City Economics

Amazon.com Price: $58.41 (as of 11/10/2019 09:49 PST- Details)

Description

This introductory but innovative textbook on the economics of cities is aimed at students of urban and regional policy in addition to of undergraduate economics. It deals with standard topics, including automobiles, mass transit, pollution, housing, and education but it also discusses non-standard topics such as segregation, water supply, sewers, garbage, fire prevention, housing codes, homelessness, crime, illicit drugs, and economic development.

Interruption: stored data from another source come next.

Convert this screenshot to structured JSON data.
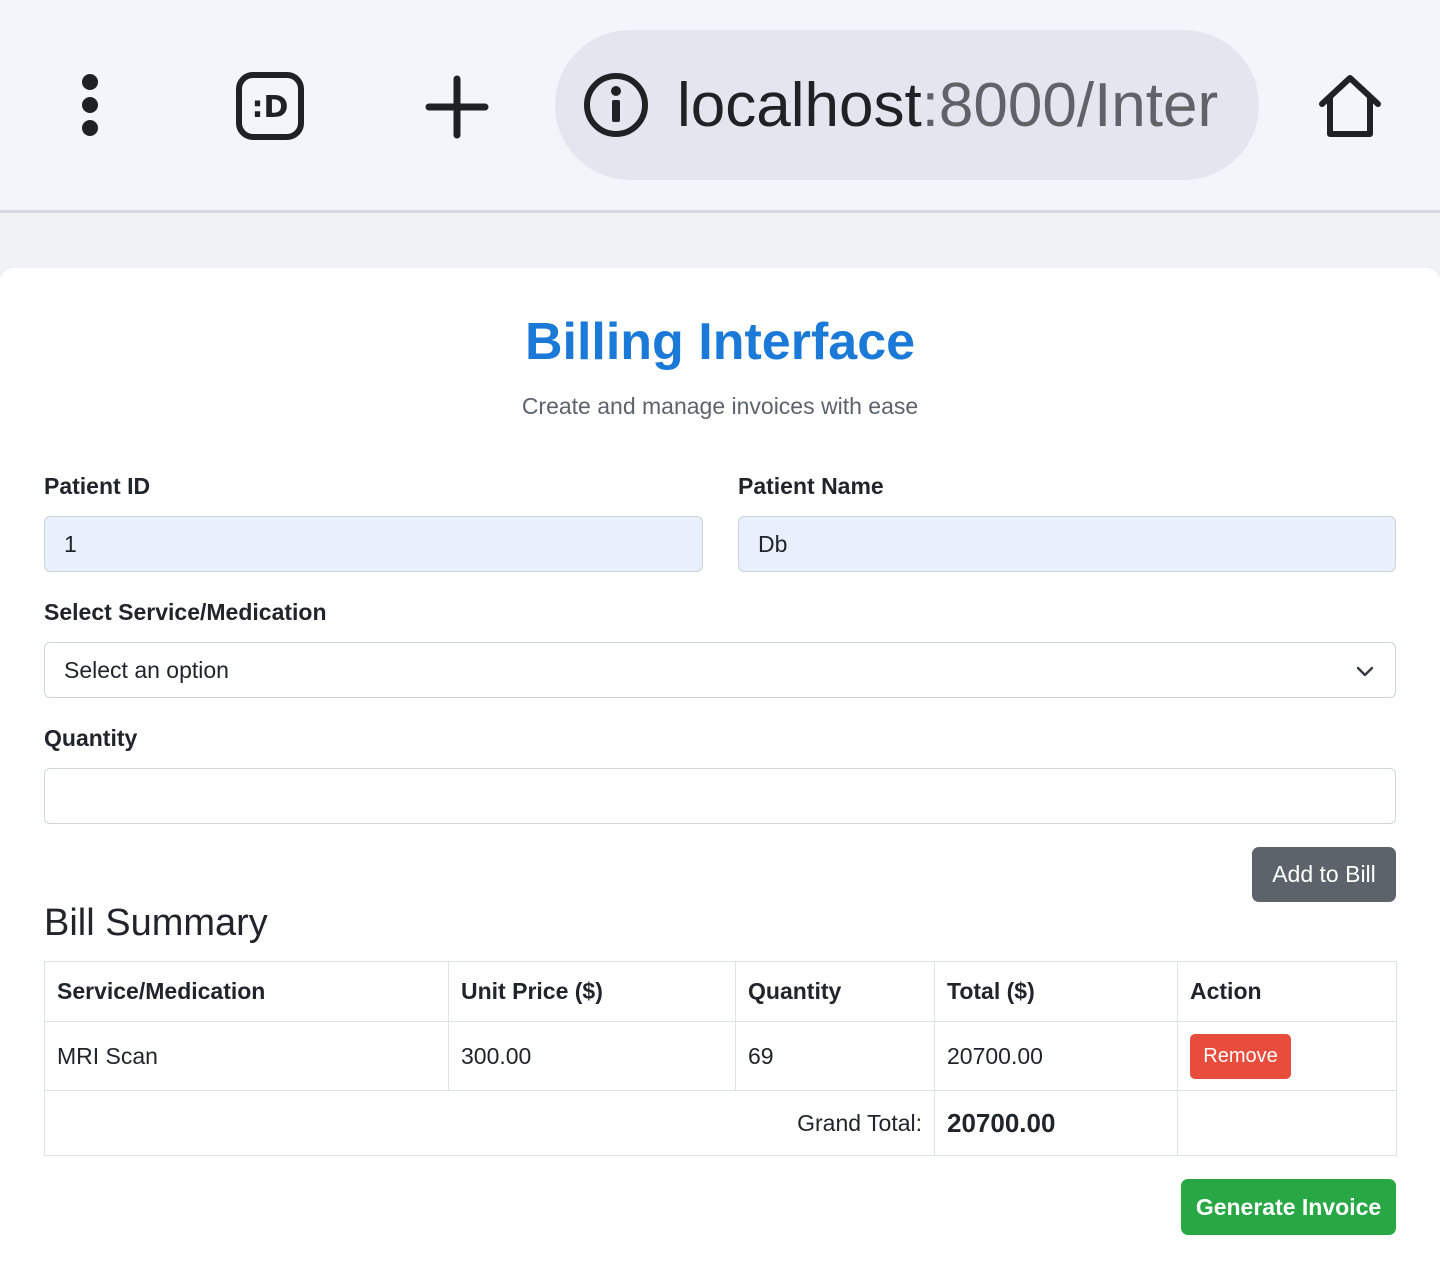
{
  "browser": {
    "url_host": "localhost",
    "url_rest": ":8000/Inter",
    "icons": [
      "more-vert-icon",
      "extension-icon",
      "plus-icon",
      "info-icon",
      "home-icon"
    ]
  },
  "page": {
    "title": "Billing Interface",
    "subtitle": "Create and manage invoices with ease"
  },
  "form": {
    "patient_id_label": "Patient ID",
    "patient_id_value": "1",
    "patient_name_label": "Patient Name",
    "patient_name_value": "Db",
    "service_label": "Select Service/Medication",
    "service_selected": "Select an option",
    "quantity_label": "Quantity",
    "quantity_value": "",
    "add_button": "Add to Bill"
  },
  "bill": {
    "title": "Bill Summary",
    "headers": [
      "Service/Medication",
      "Unit Price ($)",
      "Quantity",
      "Total ($)",
      "Action"
    ],
    "rows": [
      {
        "service": "MRI Scan",
        "unit_price": "300.00",
        "quantity": "69",
        "total": "20700.00",
        "action": "Remove"
      }
    ],
    "grand_total_label": "Grand Total:",
    "grand_total_value": "20700.00"
  },
  "generate_button": "Generate Invoice",
  "colors": {
    "title": "#1b79d8",
    "add_button": "#5c636a",
    "remove_button": "#e74c3c",
    "generate_button": "#28a745",
    "filled_input": "#e8f0fe"
  }
}
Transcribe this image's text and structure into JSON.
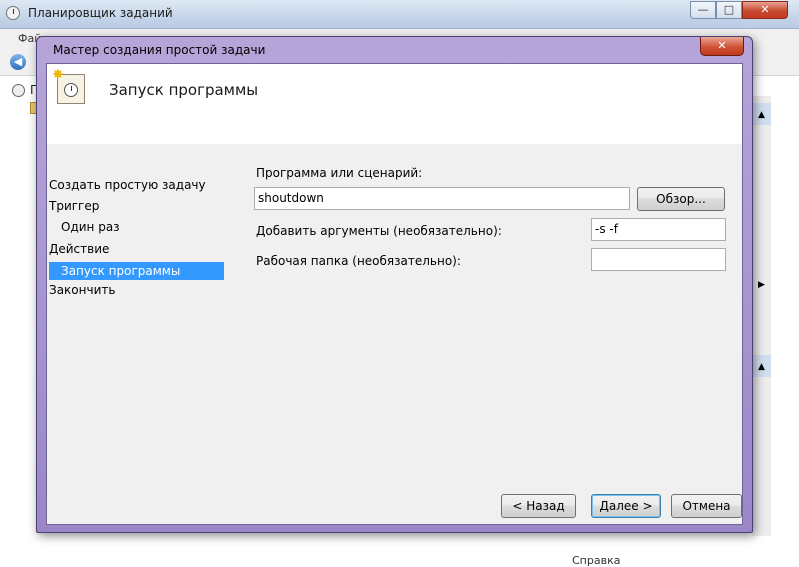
{
  "main_window": {
    "title": "Планировщик заданий",
    "menu_visible": "Файл",
    "tree_root_label": "Пл",
    "status_partial": "Справка",
    "buttons": {
      "minimize": "—",
      "maximize": "□",
      "close": "✕"
    },
    "back_icon": "arrow-left-icon"
  },
  "wizard": {
    "title": "Мастер создания простой задачи",
    "close_glyph": "✕",
    "header_title": "Запуск программы",
    "nav": {
      "create": "Создать простую задачу",
      "trigger": "Триггер",
      "once": "Один раз",
      "action": "Действие",
      "run_program": "Запуск программы",
      "finish": "Закончить"
    },
    "selected_nav": "Запуск программы",
    "selection_color": "#3399ff",
    "form": {
      "program_label": "Программа или сценарий:",
      "program_value": "shoutdown",
      "browse_label": "Обзор...",
      "args_label": "Добавить аргументы (необязательно):",
      "args_value": "-s -f",
      "workdir_label": "Рабочая папка (необязательно):",
      "workdir_value": ""
    },
    "buttons": {
      "back": "< Назад",
      "next": "Далее >",
      "cancel": "Отмена"
    }
  }
}
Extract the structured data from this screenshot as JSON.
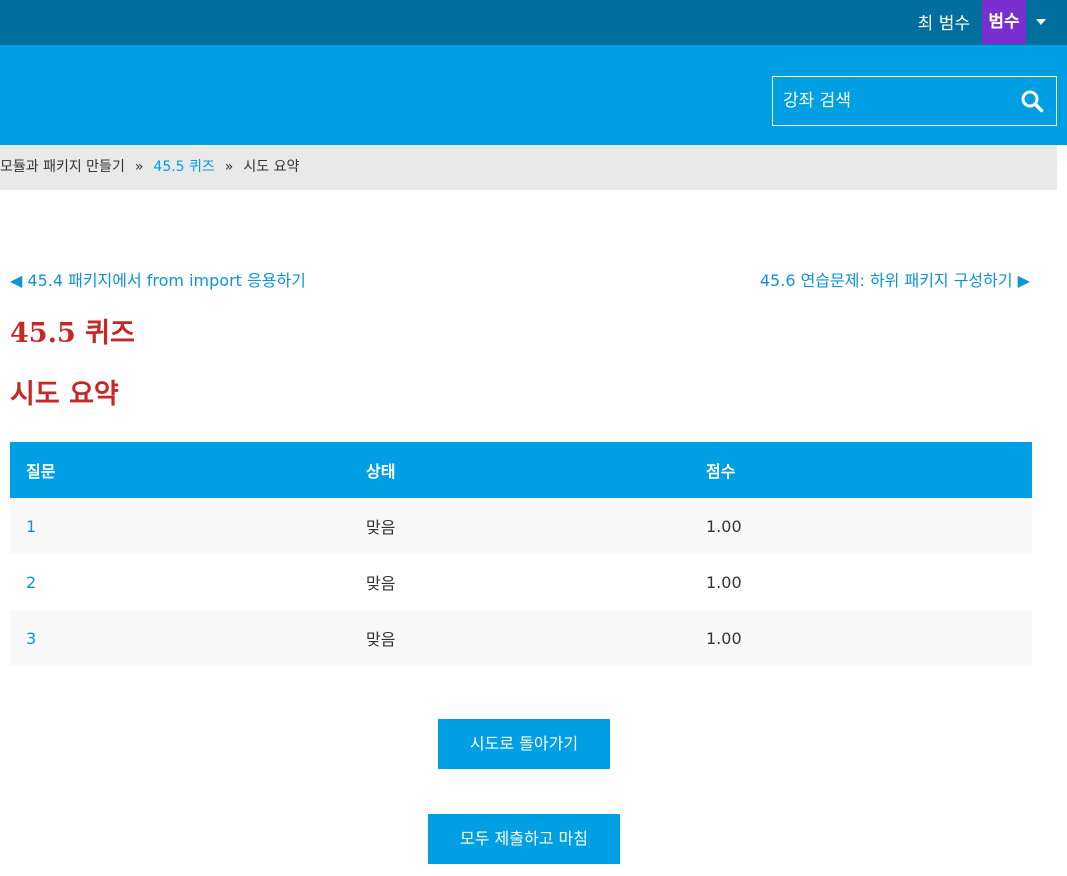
{
  "header": {
    "user_name": "최 범수",
    "avatar_text": "범수"
  },
  "search": {
    "placeholder": "강좌 검색"
  },
  "breadcrumb": {
    "items": [
      "모듈과 패키지 만들기",
      "45.5 퀴즈",
      "시도 요약"
    ],
    "separator": "»"
  },
  "navigation": {
    "prev_label": "◀ 45.4 패키지에서 from import 응용하기",
    "next_label": "45.6 연습문제: 하위 패키지 구성하기 ▶"
  },
  "page": {
    "title": "45.5 퀴즈",
    "subtitle": "시도 요약"
  },
  "table": {
    "headers": [
      "질문",
      "상태",
      "점수"
    ],
    "rows": [
      {
        "question": "1",
        "status": "맞음",
        "score": "1.00"
      },
      {
        "question": "2",
        "status": "맞음",
        "score": "1.00"
      },
      {
        "question": "3",
        "status": "맞음",
        "score": "1.00"
      }
    ]
  },
  "buttons": {
    "back_label": "시도로 돌아가기",
    "submit_label": "모두 제출하고 마침"
  },
  "colors": {
    "topbar": "#006f9e",
    "primary": "#009fe3",
    "heading": "#c62828",
    "avatar": "#7a2fd0",
    "link": "#0e93d4"
  },
  "icons": {
    "search": "search-icon",
    "user_menu": "caret-down-icon"
  }
}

Its methods of analysis are primarily verbal, geometric, and arithmetic. The creator achieves coherence by showing how the analysis of more than a few topics reinforces one another. Thus, buses can let us know something about schools and optimal tolls about land prices. Brendan O’Flaherty looks at almost the whole lot through the lens of Pareto optimality and potential Pareto optimality–how policies have an effect on people and their well-being, not abstract entities such as cities or the economy or growth or the environment. Such traditionalism results in radical questions, alternatively: Must cities have police and fire departments? Must tax preferences for home ownership be repealed? Must public schools charge for their products and services? O’Flaherty also gives serious consideration to such heterodox policies as pay-at-the-pump auto insurance, curb rights for buses, land taxes, marginal cost water pricing, and sidewalk zoning.